In the highly politicized context in which the ICC is being pressured to take charge of the Palestinians’ referral rather than dismiss it on any of the grounds described above, however, these defenses may not be enough. Israel will need to take the offensive, treating Palestine as the “state” it claims to be for the purpose of filing charges against its leaders and armed terrorists.
The offense strategy is already beginning to unfold. A group of Israeli farmers from the areas surrounding the Gaza Strip, for example, have lodged an official war crimes complaint with the ICC against Hamas leaders Khaled Mashal, Saleh Arouri, and Zaher Jabarin for promoting “fire kite” terror over Israeli lands.
The ICC prosecutor herself has indicated receptiveness to examining alleged Hamas war crimes. Testimonies of Israel Defense Forces’ combat soldiers are being submitted to the ICC in that connection.
In addition, charges that Hamas is violating the ICC crime of “aggression” should be brought against Hamas leaders and armed militants.

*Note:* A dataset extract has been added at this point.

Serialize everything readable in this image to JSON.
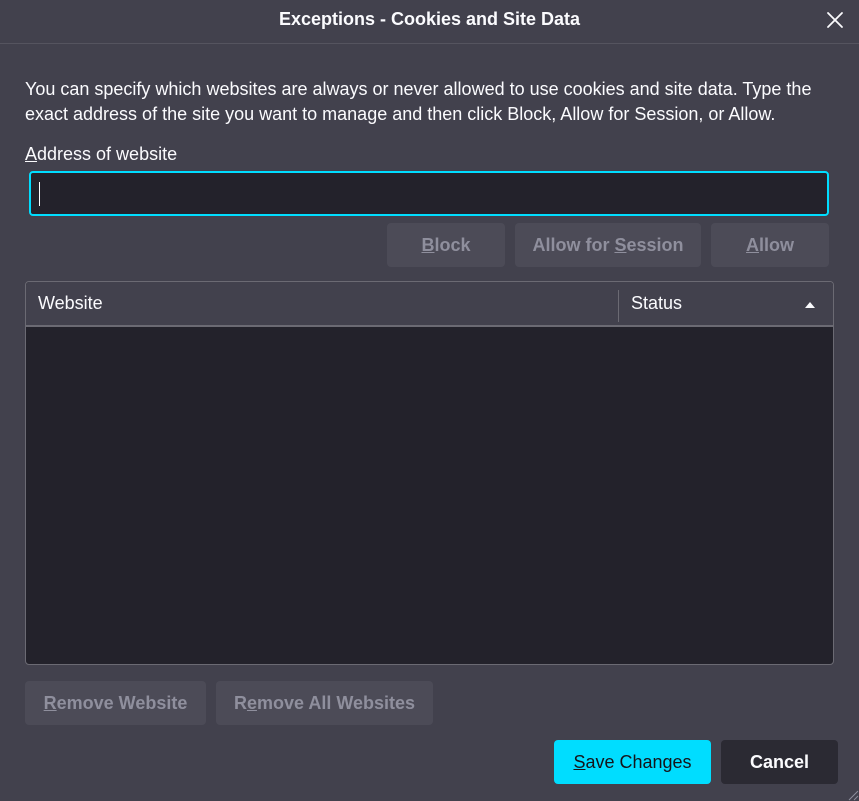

Hamas’s repeated rocket launches from its territory into Israel fall within the Rome Statute’s definition of this crime, as well as of war crimes and crimes against humanity. The systematic pattern engaged in by Hamas and other Palestinian members of terrorist armed groups involving suicide bombings and murders of Israeli civilians via vehicles, knife attacks and gunfire also fit within the Rome Statute’s definition of aggression.
The time is drawing near when the Palestinians’ lawfare strategy against Israel is likely to fully bloom, with the help of the ICC. Israel will need to be prepared immediately both to defend itself and to move to offense.